- Film poster
- Genre: Romantic Drama
- Written by: Jamie Pachino
- Directed by: Steven R. Monroe
- Starring: Autumn Reeser David Haydn-Jones Liam Hughes Teryl Rothery
- Countries of origin: United States Canada
- Original language: English

Production
- Running time: 84 minutes
- Production company: 4 Ever Christmas Productions

Original release
- Network: Hallmark Movies & Mysteries
- Release: November 19, 2017

= A Bramble House Christmas =

A Bramble House Christmas is a 2017 American-Canadian romantic drama. It was directed by Steven R. Monroe and starred Autumn Reeser and David Haydn-Jones. It premiered on Hallmark Movies & Mysteries on November 19, 2017.

== Plot ==
When a terminally ill patient leaves his nurse (Willa) $100,000 in his will, the family gets suspicious. Finn, the man's son, travels to Bramble, Oregon, to investigate.

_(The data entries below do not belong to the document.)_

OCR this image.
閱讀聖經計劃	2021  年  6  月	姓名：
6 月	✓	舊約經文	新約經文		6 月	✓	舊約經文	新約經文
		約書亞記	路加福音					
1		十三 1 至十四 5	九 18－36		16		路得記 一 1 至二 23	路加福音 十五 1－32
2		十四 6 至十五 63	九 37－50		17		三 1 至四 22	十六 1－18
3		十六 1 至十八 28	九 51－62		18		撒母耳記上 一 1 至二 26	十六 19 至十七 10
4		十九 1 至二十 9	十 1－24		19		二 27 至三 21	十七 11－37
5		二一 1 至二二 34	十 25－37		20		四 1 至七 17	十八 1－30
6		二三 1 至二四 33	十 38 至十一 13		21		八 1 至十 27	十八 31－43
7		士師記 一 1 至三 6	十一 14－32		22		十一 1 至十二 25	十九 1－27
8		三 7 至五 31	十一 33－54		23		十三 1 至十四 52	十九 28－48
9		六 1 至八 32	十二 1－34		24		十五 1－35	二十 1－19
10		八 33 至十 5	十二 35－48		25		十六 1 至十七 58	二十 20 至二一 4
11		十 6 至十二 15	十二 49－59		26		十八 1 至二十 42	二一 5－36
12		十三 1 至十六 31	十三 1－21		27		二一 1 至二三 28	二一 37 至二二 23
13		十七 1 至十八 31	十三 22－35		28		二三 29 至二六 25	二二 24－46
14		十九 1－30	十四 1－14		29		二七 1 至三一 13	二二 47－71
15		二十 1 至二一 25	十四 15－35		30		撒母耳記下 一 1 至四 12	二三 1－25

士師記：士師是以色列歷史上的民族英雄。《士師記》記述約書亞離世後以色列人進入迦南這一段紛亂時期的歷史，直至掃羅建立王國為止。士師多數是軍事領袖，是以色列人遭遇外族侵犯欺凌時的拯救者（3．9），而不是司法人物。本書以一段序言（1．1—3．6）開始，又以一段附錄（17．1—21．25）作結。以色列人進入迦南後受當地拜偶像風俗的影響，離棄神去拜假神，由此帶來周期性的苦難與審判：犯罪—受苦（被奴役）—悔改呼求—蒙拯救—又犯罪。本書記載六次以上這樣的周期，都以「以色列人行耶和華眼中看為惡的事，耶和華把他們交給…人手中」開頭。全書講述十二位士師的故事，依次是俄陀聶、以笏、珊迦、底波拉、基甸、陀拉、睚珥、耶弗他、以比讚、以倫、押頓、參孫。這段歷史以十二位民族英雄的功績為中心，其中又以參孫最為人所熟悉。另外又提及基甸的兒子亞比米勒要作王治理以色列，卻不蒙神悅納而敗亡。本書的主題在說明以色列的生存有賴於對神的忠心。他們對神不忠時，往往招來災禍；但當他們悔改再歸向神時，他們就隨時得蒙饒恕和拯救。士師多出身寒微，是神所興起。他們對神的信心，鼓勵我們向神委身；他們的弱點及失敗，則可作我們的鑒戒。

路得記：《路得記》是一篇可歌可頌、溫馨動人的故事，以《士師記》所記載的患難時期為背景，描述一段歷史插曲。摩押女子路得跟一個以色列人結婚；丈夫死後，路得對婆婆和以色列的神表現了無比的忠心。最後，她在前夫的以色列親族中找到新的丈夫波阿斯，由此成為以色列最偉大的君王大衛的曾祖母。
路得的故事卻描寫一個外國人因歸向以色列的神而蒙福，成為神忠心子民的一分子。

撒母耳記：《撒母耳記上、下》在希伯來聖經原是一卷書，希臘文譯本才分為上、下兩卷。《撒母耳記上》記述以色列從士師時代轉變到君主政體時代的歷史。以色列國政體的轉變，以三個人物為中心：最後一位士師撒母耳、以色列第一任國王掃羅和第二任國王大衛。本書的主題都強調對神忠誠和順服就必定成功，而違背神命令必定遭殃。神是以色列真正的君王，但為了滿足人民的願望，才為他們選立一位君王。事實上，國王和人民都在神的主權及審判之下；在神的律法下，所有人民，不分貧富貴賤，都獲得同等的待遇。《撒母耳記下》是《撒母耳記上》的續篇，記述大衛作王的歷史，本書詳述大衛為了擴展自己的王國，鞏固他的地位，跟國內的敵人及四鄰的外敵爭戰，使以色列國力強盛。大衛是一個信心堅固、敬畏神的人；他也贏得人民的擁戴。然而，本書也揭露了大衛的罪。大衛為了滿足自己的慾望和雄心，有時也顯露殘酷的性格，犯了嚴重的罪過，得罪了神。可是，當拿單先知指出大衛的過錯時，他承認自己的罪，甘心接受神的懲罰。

He meets Willa in the B&B where she and her son are spending Christmas. And nothing is what Finn had thought...

==Cast==
- Autumn Reeser as Willa Fairchild
- David Haydn-Jones as Finn Conrad
- Liam Hughes as Scout Fairchild
- Teryl Rothery as Mable Bramble
- Andrew Airlie as Ken
- Hilary Jardine as Sage
- Julia Benson as Molly
- Lyla Marlow as Savannah

==Production==
The film was shot during three weeks in Vancouver, British Columbia, in July 2017.

== Development ==
Through Screenwriting Staffing’s script search platform, founded by Jacob N. Stuart, Shelley Hack, Senior Vice President of Development at Smash Media, purchased A Bramble House Christmas from author CJ Carmichael, based on a pitch by Tawny Stokes.